Selected exhibitions include ARKO Art Center(아르코 미술관), Seoul; thealit – Frauen.Kultur.Labor; Künstler:innenhaus Bremen; Stadtgalerie Künstlerhaus Lauenburg; Städtische Galerie Eichenmüllerhaus; HIAP, Suomenlinna (Helsinki); Space ZUNK; Gallery IN Seoul; and Art For Lab, Anyang etc. They have undertaken residencies at HIAP Suomenlinna, thealit – Frauen.Kultur.Labor, and subnet Salzburg. They were selected by Arts Council Korea as one of the Young Artists of 2025 and participated in “ARKO Day 2025”; were shortlisted among the final three for the Lemgo 25/26 Junge Kunst Stipendium; and in 2023 were the sole recipient of the Helsinki Artists’ Stipendium selected by Künstler:innenhaus Bremen. Additional support includes project funding from the Senator für Kultur Bremen; Arts Council Korea’s Young Artist Fund (Visual Arts); and the GyeongGi Province Cultural Foundation Visual Arts grant.

Hydro-Diaspora

Intermission 02.-08.10.2025

This project is supported by the Senator für Kultur Bremen 2025 (Queer Culture section), Arts Council Korea, and the GyeongGi Art Foundation.


Video work, installation, research material

Opening:
2nd of October at 7 pm

Open Studio:
October 3 to 7, from 2 to 6 p.m.


Arbeitszimmer thealit
St. Jürgen-Str. 157/159 Bremen

We are Sulme & Jae-Nder Fluid, an artist duo based in Korea and Bremen, composed of Yeosulme Kang and Jaehwa Baek. Grounded in our identities as queer migrants, we explore social phenomena and render them as metaphorical, non-linear images across video and installation.

At the center of our practice is research into spatiality and selfhood, along with its expanded notion of place identity. A core concept running through our work is fluidity: a metaphor for identities that shift in form as bodies move through space. We attend to how individuals interact with particular places and how those experiences extend into place identity.


In this project, we articulate and develop the concept of Hydro-Diaspora. Rather than fixed nationality, gender, or lineage, it posits identities that ceaselessly flow and transform, drawing on water’s vitality, border-dissolving qualities, and cycles.

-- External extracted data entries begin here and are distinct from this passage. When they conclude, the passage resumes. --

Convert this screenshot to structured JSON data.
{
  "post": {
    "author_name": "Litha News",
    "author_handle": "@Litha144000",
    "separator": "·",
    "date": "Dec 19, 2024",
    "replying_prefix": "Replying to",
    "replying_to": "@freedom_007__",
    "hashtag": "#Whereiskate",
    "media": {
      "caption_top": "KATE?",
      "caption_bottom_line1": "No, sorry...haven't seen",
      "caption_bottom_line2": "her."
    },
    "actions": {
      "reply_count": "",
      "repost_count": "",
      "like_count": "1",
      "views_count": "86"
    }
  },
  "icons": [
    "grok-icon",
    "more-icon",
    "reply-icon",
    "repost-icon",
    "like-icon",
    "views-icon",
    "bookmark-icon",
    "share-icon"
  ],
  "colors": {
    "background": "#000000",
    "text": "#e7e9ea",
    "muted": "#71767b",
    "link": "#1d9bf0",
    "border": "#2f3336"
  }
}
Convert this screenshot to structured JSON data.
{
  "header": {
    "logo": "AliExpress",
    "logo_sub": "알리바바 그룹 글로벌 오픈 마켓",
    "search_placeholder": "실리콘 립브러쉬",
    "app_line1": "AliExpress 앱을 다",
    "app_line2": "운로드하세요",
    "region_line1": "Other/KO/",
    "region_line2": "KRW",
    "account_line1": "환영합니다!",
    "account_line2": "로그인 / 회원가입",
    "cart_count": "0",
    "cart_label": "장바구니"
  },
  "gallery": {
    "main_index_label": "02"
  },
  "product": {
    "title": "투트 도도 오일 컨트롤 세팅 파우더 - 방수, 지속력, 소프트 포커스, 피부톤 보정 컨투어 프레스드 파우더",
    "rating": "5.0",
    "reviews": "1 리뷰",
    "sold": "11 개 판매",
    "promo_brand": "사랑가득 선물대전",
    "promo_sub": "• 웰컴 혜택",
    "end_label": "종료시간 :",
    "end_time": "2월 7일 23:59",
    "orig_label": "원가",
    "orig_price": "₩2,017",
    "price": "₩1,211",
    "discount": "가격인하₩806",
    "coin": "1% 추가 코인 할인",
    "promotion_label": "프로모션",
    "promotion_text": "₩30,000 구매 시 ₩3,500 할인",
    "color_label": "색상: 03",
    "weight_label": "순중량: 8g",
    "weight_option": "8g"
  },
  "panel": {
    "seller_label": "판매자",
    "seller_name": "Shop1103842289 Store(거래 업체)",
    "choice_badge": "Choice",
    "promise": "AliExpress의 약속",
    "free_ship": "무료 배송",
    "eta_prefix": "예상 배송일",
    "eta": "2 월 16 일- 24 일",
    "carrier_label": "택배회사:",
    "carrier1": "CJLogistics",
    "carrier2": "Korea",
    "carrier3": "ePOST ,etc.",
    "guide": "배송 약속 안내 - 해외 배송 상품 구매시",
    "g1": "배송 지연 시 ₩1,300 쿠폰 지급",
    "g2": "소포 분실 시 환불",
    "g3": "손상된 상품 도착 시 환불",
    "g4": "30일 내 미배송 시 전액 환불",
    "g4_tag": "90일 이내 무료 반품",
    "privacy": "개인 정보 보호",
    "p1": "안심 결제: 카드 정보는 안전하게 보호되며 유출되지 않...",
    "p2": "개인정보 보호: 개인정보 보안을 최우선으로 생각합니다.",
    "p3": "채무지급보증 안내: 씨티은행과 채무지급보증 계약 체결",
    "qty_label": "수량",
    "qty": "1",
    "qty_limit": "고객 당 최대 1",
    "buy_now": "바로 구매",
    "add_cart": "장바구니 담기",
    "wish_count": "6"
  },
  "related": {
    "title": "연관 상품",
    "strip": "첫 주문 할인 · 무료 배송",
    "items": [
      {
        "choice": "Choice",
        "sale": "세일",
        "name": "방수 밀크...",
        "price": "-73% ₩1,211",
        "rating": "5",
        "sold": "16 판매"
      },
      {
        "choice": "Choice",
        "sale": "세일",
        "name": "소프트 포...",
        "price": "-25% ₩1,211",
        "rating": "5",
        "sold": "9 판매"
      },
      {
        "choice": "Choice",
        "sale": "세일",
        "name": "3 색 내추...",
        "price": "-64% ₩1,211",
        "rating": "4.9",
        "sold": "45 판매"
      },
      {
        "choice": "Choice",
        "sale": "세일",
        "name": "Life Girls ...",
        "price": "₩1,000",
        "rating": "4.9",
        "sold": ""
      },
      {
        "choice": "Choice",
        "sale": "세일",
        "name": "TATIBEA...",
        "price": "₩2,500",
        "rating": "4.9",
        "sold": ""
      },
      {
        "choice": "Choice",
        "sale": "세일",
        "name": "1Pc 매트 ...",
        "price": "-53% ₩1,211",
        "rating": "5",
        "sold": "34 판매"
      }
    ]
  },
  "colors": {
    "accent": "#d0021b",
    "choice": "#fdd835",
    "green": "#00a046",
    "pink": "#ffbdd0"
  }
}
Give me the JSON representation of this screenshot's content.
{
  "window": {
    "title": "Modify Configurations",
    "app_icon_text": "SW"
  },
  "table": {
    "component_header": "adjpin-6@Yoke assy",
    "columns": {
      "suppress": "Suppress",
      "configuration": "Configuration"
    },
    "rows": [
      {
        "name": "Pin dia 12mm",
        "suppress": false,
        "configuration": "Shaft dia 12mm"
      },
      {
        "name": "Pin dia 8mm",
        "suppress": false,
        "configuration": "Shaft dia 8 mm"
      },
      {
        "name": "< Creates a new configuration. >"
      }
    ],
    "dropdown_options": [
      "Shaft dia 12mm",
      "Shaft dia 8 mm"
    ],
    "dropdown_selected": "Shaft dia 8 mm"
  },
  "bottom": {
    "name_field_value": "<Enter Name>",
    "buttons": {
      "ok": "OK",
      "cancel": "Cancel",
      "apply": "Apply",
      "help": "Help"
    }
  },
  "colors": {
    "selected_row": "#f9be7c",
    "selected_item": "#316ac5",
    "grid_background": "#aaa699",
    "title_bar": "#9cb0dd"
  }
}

In our work, all “bodies”, human and nonhuman, are understood as flowing beings, like tributaries branching from a single current. We envision a diaspora of beings connected through water, viewing the nature of identity as liquid fluidity.

Positioned as queer migrants living in Bremen, we take our own location and experiences as both starting point and conduit. The first axis begins in Pohang, Korea, an industrial city and Jaehwa’s hometown where we interview two undocumented migrants and produce newly reworked video pieces that protect their status while amplifying their voices. This approach aims to surface migrant perspectives and overturn migration discourses constrained by Eurocentric frames.

The second axis connects the watercourses of the Han River running through Seoul and the Paldang Dam in Gyeonggi Province with the rivers in Bremen. We weave the flows of water with our bodies and stories—having moved across several countries and now rooted in Bremen—to realize video and installation works that directly visualize Hydro-Diaspora.

Though these two axes unfold differently, they ultimately converge into a single current. Centering the fluidities of queerness, migration, bodies, and water, we seek to create an artistic space that builds new narrative communities and sensorial solidarities.